Although his friend John Carpenter was suspected and blood matching Crane’s blood type had been found in his rental car, DNA testing was not yet available and the evidence was circumstantial, causing the Maricopa County Attorney to decline to press charges. The case was reopened 1992, and Carpenter charged and tried, however, the new DNA testing came back inconclusive and no new evidence was strong enough to convict. Carpenter was found not guilty and continued to profess his innocence until his death.
Peter Ivers was a beloved American musician and host of the television program, New Wave Theatre. Similar to Bob Crane, Ivers was found bludgeoned to death in his bed in his Los Angeles apartment. Upon his death, hundreds of friends flocked to his apartment to pay their respects, compromising much of the evidence of the murder scene. Although the killer was never caught, a 2008 book titled In Heaven Everything is Fine: The Unsolved Life of Peter Ivers and the Lost History of the New Wave Theatre by Josh Frank and Charlie Buckhotlz shed new light on the case, and the LAPD reopened their investigation.

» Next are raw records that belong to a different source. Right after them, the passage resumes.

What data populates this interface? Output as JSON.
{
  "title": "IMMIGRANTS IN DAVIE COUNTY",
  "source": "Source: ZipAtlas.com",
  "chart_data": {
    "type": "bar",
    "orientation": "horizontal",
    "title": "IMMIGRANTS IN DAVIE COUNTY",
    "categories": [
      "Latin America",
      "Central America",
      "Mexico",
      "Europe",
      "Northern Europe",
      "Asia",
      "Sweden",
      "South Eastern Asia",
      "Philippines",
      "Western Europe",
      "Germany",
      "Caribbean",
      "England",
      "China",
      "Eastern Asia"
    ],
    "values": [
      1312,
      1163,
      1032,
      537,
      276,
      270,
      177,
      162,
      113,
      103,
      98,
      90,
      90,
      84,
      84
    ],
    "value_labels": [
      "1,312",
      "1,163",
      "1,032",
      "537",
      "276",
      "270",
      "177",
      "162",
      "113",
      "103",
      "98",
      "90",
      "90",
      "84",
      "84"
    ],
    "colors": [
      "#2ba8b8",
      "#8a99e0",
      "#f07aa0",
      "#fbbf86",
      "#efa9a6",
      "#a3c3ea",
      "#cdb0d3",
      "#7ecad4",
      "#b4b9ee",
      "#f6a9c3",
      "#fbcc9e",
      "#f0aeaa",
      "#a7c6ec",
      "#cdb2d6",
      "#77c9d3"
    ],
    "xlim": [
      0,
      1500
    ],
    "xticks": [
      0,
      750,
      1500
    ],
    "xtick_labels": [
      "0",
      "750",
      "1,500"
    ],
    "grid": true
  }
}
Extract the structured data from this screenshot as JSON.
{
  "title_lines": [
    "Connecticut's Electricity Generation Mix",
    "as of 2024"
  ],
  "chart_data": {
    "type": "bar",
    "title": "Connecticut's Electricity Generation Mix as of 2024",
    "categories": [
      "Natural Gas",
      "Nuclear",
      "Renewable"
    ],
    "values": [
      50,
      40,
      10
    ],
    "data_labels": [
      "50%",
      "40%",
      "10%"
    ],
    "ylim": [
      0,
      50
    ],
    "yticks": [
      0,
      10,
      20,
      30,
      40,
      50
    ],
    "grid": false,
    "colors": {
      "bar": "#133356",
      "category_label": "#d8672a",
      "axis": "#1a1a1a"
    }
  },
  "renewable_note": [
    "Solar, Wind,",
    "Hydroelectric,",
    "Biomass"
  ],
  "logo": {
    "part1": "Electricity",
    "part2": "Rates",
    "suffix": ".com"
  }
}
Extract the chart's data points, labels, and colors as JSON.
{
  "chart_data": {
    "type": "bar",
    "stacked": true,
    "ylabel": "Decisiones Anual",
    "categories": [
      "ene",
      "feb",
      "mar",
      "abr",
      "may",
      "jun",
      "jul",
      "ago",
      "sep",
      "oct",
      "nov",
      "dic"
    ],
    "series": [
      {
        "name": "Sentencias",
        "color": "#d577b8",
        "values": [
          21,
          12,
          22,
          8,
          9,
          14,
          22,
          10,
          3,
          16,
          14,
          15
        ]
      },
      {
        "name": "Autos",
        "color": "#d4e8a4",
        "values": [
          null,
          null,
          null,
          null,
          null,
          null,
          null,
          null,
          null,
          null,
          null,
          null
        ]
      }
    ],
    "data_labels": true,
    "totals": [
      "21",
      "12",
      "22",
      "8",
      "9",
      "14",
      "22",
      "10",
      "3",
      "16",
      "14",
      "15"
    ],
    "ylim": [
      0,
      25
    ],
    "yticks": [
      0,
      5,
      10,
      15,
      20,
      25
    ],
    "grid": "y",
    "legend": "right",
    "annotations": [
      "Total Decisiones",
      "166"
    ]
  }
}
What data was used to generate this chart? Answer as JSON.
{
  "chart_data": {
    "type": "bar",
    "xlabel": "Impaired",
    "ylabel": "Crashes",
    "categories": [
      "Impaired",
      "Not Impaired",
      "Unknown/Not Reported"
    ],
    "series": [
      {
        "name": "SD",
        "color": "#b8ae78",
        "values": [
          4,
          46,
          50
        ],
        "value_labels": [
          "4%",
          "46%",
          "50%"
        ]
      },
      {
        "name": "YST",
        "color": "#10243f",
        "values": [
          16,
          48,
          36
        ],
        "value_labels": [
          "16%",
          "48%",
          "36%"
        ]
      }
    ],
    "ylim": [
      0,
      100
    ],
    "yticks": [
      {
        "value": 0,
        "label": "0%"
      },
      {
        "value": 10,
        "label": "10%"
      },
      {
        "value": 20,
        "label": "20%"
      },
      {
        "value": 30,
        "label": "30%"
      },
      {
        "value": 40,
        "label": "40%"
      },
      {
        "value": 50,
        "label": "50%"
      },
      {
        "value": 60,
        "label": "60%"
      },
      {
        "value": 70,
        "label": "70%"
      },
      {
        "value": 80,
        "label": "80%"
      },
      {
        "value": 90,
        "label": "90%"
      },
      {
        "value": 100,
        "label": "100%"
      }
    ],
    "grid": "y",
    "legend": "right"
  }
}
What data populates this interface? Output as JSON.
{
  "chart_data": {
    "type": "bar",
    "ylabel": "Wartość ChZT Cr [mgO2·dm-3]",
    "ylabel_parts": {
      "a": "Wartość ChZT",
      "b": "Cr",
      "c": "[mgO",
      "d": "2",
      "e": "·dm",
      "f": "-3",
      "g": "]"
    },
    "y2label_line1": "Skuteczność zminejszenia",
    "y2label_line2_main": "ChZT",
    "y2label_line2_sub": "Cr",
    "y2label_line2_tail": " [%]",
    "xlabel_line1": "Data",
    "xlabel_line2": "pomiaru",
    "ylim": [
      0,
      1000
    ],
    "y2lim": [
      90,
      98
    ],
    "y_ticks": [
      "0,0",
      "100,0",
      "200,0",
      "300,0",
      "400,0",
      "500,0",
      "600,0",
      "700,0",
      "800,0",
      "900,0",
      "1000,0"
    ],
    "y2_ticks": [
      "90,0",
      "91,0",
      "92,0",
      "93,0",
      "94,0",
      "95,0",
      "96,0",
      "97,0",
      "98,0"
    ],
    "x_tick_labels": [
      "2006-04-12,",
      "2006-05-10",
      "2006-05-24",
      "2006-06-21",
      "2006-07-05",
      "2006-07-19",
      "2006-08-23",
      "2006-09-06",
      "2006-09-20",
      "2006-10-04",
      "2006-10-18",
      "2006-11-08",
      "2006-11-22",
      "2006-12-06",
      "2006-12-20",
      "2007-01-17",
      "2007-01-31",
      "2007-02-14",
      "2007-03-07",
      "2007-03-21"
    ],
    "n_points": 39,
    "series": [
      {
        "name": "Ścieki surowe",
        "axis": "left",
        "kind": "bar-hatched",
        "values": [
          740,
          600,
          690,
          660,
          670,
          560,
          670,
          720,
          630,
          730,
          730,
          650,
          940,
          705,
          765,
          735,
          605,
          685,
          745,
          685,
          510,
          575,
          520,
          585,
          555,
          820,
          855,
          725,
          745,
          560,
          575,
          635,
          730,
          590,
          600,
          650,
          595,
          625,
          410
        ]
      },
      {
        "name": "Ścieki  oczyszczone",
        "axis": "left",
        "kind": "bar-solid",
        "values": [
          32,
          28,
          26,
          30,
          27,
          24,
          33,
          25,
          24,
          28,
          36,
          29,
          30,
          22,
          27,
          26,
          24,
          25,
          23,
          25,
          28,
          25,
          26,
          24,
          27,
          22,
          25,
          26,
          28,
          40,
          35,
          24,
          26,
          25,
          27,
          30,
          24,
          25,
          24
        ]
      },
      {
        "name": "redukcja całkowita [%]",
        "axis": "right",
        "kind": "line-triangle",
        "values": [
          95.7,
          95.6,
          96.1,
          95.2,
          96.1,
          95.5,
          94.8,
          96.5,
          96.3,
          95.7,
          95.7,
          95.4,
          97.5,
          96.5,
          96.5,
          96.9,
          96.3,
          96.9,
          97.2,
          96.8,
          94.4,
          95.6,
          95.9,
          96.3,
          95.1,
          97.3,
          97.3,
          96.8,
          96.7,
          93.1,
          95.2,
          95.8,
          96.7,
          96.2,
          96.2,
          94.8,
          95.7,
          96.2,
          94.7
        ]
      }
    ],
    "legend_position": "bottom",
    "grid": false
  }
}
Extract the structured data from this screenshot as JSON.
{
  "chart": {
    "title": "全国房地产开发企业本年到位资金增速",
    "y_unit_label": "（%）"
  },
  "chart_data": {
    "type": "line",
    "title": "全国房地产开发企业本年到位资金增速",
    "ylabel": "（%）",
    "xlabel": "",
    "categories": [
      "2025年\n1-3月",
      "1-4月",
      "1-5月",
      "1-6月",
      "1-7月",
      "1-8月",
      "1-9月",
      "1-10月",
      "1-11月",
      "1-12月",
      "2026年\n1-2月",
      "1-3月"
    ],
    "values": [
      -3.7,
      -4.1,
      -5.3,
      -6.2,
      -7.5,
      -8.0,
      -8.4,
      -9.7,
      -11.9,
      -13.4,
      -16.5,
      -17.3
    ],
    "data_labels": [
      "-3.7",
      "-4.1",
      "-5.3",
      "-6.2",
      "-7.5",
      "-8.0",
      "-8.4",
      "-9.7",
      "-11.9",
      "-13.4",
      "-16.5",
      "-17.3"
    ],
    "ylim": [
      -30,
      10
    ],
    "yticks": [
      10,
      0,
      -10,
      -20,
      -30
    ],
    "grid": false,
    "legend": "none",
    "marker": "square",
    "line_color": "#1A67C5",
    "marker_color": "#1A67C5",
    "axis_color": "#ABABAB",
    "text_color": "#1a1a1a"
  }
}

Suzanne Jovin was a 21-year-old German-born American student at Yale University when she was brutally stabbed to death 17 times in the back of her head and neck. After borrowing a campus station wagon to drive a volunteer home from a pizza-making party she had organized, Jovin returned the keys to the police communications center. About 30 minutes after, a passerby dialed 911 to report a woman bleeding on the corner of Edgehill Rd. and East Rock Rd., about 2 miles off campus. Authorities found her face down on the side of the road, her legs stretched into the street. Although a brown van was spotted adjacent to where Jovin was last seen and DNA was found under her fingernails, no charges were ever filed and no suspect pursued.